The Times RSS feeds are broken
When I reviewed The Times web site the other week, I was generally complimentary about it, and the site's overall provision of RSS feeds, even if I was a little bit unhappy that they were not using the standard orange RSS icon.
However, my qualms about the blue "Newsfeed" logo are nothing compared to something I discovered this afternoon when doing some more research on newspaper RSS feeds.
The Times RSS feeds are broken.
I don't know whether this problem has existed since the site was re-designed, or is a temporary glitch, but at the time of writing, every single link in their news feeds is wrong.
In the XML The Times is publishing a relative link to their individual stories - rather than the absolute link that is required for a feed reader to know where to look for the content.
Instead of linking to http://www.timesonline.co.uk/tol/news/world/article1747562.ece for example, the links in their RSS feeds are without The Times domain name in front of them.
Presented with just /tol/news/world/article1747562.ece, a browser doesn't know it is supposed to be looking on The Times site.
This is in breach of the RSS 2.0 specifications, which state that:
RSS places restrictions on the first non-whitespace characters of the data in <link> and <url> elements.
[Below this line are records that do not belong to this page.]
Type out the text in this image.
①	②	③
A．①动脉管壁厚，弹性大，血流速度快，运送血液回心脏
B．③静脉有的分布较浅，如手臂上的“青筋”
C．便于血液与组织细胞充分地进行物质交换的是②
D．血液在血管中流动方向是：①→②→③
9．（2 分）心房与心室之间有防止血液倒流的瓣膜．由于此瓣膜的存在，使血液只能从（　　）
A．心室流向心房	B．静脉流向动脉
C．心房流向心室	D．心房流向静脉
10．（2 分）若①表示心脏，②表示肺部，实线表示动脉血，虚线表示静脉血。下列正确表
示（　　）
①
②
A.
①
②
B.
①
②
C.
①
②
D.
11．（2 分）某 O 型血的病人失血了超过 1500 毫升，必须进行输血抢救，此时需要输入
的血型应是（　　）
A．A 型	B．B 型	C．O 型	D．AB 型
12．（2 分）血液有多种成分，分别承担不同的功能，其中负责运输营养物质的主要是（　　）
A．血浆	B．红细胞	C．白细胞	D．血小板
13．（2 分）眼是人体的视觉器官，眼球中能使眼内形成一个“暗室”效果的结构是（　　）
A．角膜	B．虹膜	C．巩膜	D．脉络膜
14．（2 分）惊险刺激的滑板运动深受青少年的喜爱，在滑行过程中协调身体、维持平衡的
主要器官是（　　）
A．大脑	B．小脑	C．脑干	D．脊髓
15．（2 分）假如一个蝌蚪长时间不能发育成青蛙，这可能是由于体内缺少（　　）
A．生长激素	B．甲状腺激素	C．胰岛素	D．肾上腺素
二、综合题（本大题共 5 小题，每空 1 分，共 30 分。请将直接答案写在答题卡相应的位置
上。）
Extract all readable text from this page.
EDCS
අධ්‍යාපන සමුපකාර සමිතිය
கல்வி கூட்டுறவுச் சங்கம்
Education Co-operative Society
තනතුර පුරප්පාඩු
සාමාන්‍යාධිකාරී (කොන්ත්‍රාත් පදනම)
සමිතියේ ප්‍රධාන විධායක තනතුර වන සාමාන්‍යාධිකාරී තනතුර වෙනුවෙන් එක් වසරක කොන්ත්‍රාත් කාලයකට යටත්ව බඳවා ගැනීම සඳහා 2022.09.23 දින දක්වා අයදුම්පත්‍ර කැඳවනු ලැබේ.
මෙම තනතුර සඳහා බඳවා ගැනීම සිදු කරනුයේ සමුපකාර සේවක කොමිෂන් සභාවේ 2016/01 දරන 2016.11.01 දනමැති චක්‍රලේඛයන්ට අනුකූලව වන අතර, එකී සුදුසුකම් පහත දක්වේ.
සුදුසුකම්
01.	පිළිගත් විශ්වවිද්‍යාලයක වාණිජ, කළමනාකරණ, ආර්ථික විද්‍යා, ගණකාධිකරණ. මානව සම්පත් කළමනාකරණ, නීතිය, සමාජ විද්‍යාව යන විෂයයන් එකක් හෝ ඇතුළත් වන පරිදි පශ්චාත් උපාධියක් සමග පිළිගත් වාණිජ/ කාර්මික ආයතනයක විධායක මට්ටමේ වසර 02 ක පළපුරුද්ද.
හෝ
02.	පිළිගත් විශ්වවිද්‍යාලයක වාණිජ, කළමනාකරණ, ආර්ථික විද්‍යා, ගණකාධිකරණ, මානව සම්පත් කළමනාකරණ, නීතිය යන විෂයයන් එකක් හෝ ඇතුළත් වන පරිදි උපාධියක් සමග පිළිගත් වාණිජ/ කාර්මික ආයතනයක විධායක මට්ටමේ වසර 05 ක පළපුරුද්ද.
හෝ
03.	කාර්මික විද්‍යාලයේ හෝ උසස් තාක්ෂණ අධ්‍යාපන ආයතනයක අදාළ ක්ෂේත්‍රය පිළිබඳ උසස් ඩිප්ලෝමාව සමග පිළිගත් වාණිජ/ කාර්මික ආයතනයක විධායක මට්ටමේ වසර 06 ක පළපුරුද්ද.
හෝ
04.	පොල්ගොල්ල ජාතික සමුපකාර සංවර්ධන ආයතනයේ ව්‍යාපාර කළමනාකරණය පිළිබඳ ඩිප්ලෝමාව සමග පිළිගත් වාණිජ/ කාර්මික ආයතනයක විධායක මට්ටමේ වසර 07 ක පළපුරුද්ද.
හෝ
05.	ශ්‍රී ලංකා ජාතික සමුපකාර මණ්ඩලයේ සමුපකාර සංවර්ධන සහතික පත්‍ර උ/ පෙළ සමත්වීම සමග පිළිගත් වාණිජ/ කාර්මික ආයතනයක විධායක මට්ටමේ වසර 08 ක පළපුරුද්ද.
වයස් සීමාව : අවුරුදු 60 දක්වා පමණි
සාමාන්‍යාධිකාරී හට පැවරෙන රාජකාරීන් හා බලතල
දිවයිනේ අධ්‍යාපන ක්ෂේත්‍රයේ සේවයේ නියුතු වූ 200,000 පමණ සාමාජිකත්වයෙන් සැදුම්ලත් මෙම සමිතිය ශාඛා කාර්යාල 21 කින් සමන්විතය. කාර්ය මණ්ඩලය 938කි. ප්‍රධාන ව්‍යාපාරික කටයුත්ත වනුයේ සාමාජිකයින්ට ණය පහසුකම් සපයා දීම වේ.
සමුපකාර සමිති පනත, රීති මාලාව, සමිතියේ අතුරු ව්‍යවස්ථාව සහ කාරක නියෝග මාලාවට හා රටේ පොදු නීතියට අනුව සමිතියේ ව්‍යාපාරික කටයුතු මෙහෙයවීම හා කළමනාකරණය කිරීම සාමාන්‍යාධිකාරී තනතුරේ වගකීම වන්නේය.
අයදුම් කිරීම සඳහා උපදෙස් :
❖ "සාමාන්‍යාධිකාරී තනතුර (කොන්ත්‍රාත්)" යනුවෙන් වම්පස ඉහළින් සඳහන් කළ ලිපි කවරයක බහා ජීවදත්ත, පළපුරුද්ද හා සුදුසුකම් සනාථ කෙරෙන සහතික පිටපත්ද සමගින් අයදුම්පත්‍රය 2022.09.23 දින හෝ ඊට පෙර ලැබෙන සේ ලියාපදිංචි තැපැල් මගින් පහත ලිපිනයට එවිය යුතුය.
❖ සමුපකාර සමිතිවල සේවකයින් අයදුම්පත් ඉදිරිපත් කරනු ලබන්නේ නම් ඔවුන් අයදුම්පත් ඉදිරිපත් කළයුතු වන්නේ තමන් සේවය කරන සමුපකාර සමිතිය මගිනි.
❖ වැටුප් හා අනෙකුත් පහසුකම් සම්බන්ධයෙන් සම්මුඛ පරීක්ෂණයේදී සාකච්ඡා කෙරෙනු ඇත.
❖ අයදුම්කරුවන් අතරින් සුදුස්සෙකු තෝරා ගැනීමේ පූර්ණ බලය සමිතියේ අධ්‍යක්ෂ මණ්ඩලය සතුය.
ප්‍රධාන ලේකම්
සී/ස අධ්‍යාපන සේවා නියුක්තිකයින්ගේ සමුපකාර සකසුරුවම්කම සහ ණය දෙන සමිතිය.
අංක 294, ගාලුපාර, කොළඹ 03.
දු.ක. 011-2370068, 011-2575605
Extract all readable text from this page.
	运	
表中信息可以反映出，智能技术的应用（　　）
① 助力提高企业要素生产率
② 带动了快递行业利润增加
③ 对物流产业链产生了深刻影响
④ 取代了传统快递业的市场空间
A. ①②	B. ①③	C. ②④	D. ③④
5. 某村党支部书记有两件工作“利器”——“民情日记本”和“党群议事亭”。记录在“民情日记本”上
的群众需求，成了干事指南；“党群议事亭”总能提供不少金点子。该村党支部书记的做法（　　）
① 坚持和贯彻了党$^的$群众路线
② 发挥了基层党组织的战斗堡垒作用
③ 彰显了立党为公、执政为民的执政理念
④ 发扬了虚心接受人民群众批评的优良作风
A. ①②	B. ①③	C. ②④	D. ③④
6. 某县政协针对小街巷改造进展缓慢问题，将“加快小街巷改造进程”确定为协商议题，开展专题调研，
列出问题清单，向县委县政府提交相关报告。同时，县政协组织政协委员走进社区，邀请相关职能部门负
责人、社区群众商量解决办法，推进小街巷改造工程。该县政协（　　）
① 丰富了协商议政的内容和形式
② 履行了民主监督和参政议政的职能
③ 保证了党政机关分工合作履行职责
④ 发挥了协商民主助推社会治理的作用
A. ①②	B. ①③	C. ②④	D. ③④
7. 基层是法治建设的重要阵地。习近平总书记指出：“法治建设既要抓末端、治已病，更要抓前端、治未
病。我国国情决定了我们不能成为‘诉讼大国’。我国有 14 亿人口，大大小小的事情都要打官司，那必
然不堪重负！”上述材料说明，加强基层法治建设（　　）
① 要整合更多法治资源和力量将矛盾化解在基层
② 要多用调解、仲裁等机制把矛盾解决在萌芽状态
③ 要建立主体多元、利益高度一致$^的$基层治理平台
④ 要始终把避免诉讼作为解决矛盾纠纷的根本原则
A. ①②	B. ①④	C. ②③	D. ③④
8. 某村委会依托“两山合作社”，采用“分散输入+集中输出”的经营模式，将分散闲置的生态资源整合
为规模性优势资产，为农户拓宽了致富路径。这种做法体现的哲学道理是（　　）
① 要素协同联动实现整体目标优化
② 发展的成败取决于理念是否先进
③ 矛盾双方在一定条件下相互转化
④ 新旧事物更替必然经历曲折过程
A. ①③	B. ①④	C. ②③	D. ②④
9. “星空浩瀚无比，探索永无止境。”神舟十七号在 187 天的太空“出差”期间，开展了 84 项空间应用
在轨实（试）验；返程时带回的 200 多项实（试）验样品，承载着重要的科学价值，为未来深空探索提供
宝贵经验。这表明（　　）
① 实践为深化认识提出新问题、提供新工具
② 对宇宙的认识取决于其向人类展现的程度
The data in these elements must begin with an IANA-registered URI scheme, such as http://, https://, news://, mailto: and ftp://
Funnily enough, when I try and follow a link from their RSS feeds in Bloglines using Firefox, I don't actually end up with an error message.
The browser does its best to interpret a protocol free URL that simply starts /tol/, and so re-directs me to a site called Transitions Online.
This site is at http://www.tol.cz, which is, I guess, the best match Firefox can find.
Transitions Online must get an awful lot of strange error messages in their logfiles, from people trying to view content from The Times via RSS.
Of course, the RSS feeds still work to an extent - subscribers get to see a selection of headlines and summaries from their chosen feed.
But, like all the newspapers I reviewed in the last fortnight, the reason that The Times only publishes excerpts in their RSS feed is to encourage users to click through to read the full story on site, and thus drive advertising revenue.
At the moment, the RSS feeds from The Times are nothing but a dead end for their users.